18. La Corte d’Appello di Roma (Cour d’appel de Rome, Italie) a confirmé la sentence arbitrale. L’AMA a formé un pourvoi contre cet arrêt devant la Corte suprema di cassazione (Cour de cassation, Italie).

19. L’AMA reproche à la juridiction d’appel d’avoir interprété la législation transposant la directive sur les décharges en ce sens que la prolongation du délai prévu pour l’entretien du site après sa désaffectation et les frais y afférents seraient aussi étendus aux déchets déjà mis en décharge. L’application des articles 15 et 17 du décret législatif no 36/2003 aux décharges existantes serait contraire aux principes de protection de la confiance légitime et de sécurité juridique, à la
non‑rétroactivité ainsi qu’au principe du caractère approprié. L’AMA aurait déjà versé au Consorzio, au fil des ans, des sommes qui dépasseraient largement les suppléments de frais que ce dernier lui réclame. En outre, la confirmation de l’arrêt risquerait de compromettre sa stabilité financière.

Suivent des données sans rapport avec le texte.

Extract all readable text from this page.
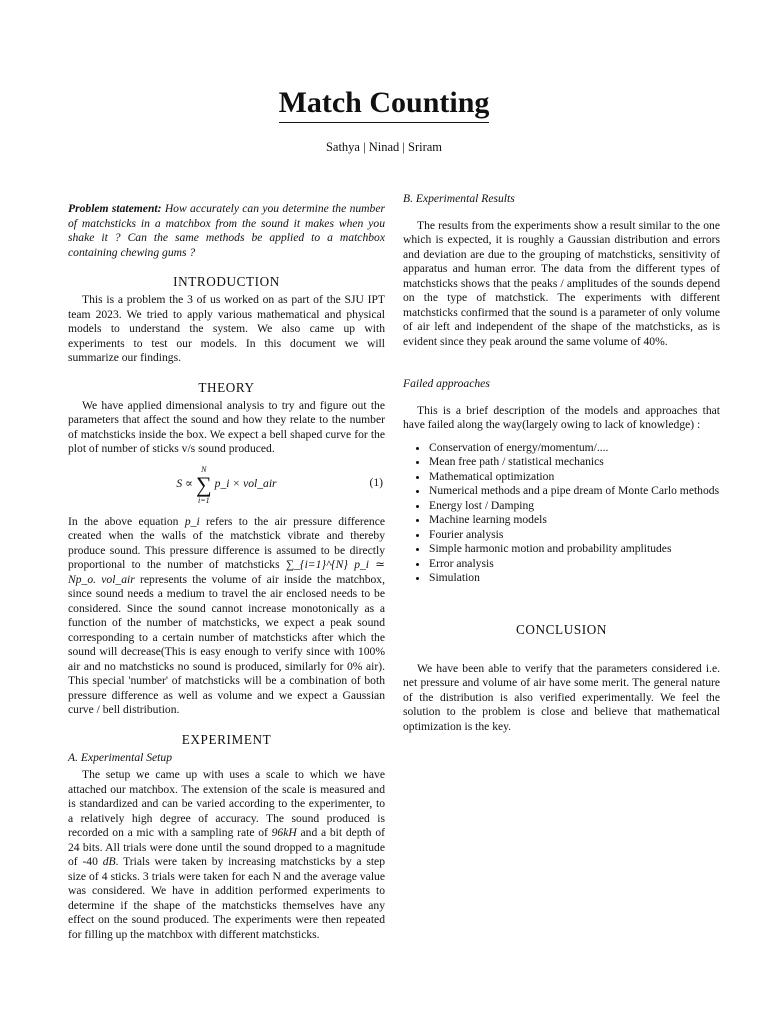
Match Counting
Sathya | Ninad | Sriram

Problem statement: How accurately can you determine the number of matchsticks in a matchbox from the sound it makes when you shake it ? Can the same methods be applied to a matchbox containing chewing gums ?

INTRODUCTION

This is a problem the 3 of us worked on as part of the SJU IPT team 2023. We tried to apply various mathematical and physical models to understand the system. We also came up with experiments to test our models. In this document we will summarize our findings.

THEORY

We have applied dimensional analysis to try and figure out the parameters that affect the sound and how they relate to the number of matchsticks inside the box. We expect a bell shaped curve for the plot of number of sticks v/s sound produced.

S ∝
N
∑
i=1
p_i × vol_air	(1)

In the above equation p_i refers to the air pressure difference created when the walls of the matchstick vibrate and thereby produce sound. This pressure difference is assumed to be directly proportional to the number of matchsticks ∑_{i=1}^{N} p_i ≃ Np_o. vol_air represents the volume of air inside the matchbox, since sound needs a medium to travel the air enclosed needs to be considered. Since the sound cannot increase monotonically as a function of the number of matchsticks, we expect a peak sound corresponding to a certain number of matchsticks after which the sound will decrease(This is easy enough to verify since with 100% air and no matchsticks no sound is produced, similarly for 0% air). This special 'number' of matchsticks will be a combination of both pressure difference as well as volume and we expect a Gaussian curve / bell distribution.

EXPERIMENT
A. Experimental Setup

The setup we came up with uses a scale to which we have attached our matchbox. The extension of the scale is measured and is standardized and can be varied according to the experimenter, to a relatively high degree of accuracy. The sound produced is recorded on a mic with a sampling rate of 96kH and a bit depth of 24 bits. All trials were done until the sound dropped to a magnitude of -40 dB. Trials were taken by increasing matchsticks by a step size of 4 sticks. 3 trials were taken for each N and the average value was considered. We have in addition performed experiments to determine if the shape of the matchsticks themselves have any effect on the sound produced. The experiments were then repeated for filling up the matchbox with different matchsticks.

B. Experimental Results

The results from the experiments show a result similar to the one which is expected, it is roughly a Gaussian distribution and errors and deviation are due to the grouping of matchsticks, sensitivity of apparatus and human error. The data from the different types of matchsticks shows that the peaks / amplitudes of the sounds depend on the type of matchstick. The experiments with different matchsticks confirmed that the sound is a parameter of only volume of air left and independent of the shape of the matchsticks, as is evident since they peak around the same volume of 40%.

Failed approaches

This is a brief description of the models and approaches that have failed along the way(largely owing to lack of knowledge) :

• Conservation of energy/momentum/....
• Mean free path / statistical mechanics
• Mathematical optimization
• Numerical methods and a pipe dream of Monte Carlo methods
• Energy lost / Damping
• Machine learning models
• Fourier analysis
• Simple harmonic motion and probability amplitudes
• Error analysis
• Simulation
CONCLUSION

We have been able to verify that the parameters considered i.e. net pressure and volume of air have some merit. The general nature of the distribution is also verified experimentally. We feel the solution to the problem is close and believe that mathematical optimization is the key.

20. Dans ces circonstances, la Corte suprema di cassazione (Cour de cassation) a décidé de surseoir à statuer et de poser à la Cour les questions préjudicielles suivantes :

« 1) L’interprétation retenue par le juge d’appel, selon laquelle les articles 15 et 17 du décret législatif no 36/2003 qui transposent en droit interne les articles 10 et 14 de la [directive sur les décharges], s’appliquent de manière rétroactive, ce qui a pour effet de soumettre inconditionnellement les décharges existantes qui disposent déjà d’une autorisation d’exploitation aux obligations que prévoient ces dispositions, et notamment à la prolongation de [10 à 30 ans] de la période
d’entretien du site après sa désaffectation, est‑elle conforme aux articles 10 et 14 de la [directive sur les décharges] ?

2) En particulier – à la lumière de la teneur des articles 10 et 14 de la [directive sur les décharges], qui invitent les États membres à prendre, respectivement, “des mesures pour que la totalité des coûts d’installation et d’exploitation d’un site de décharge, y compris, dans la mesure du possible, les coûts de la garantie financière ou de son équivalent visés à l’article 8, point a), iv), et les coûts estimés de la désaffectation du site et de son entretien après désaffectation pendant une
période d’au moins [30] ans, soient couverts par le prix exigé par l’exploitant pour l’élimination de tout type de déchets dans cette décharge” et “des mesures pour que les décharges autorisées ou déjà en exploitation au moment de la transposition de la présente directive [...] puissent continuer à fonctionner” –, l’interprétation retenue par le juge d’appel, selon laquelle les articles 15 et 17 du décret législatif no 36/2003 s’appliquent aux décharges existantes qui disposent déjà d’une
autorisation d’exploitation, est-elle conforme à ces dispositions de la directive, alors que, dans sa transposition des obligations qui sont également imposées aux décharges existantes, l’article 17 se contente de prévoir une période transitoire et ne comporte aucune mesure visant à limiter les incidences financières de la prolongation sur le “détenteur” ?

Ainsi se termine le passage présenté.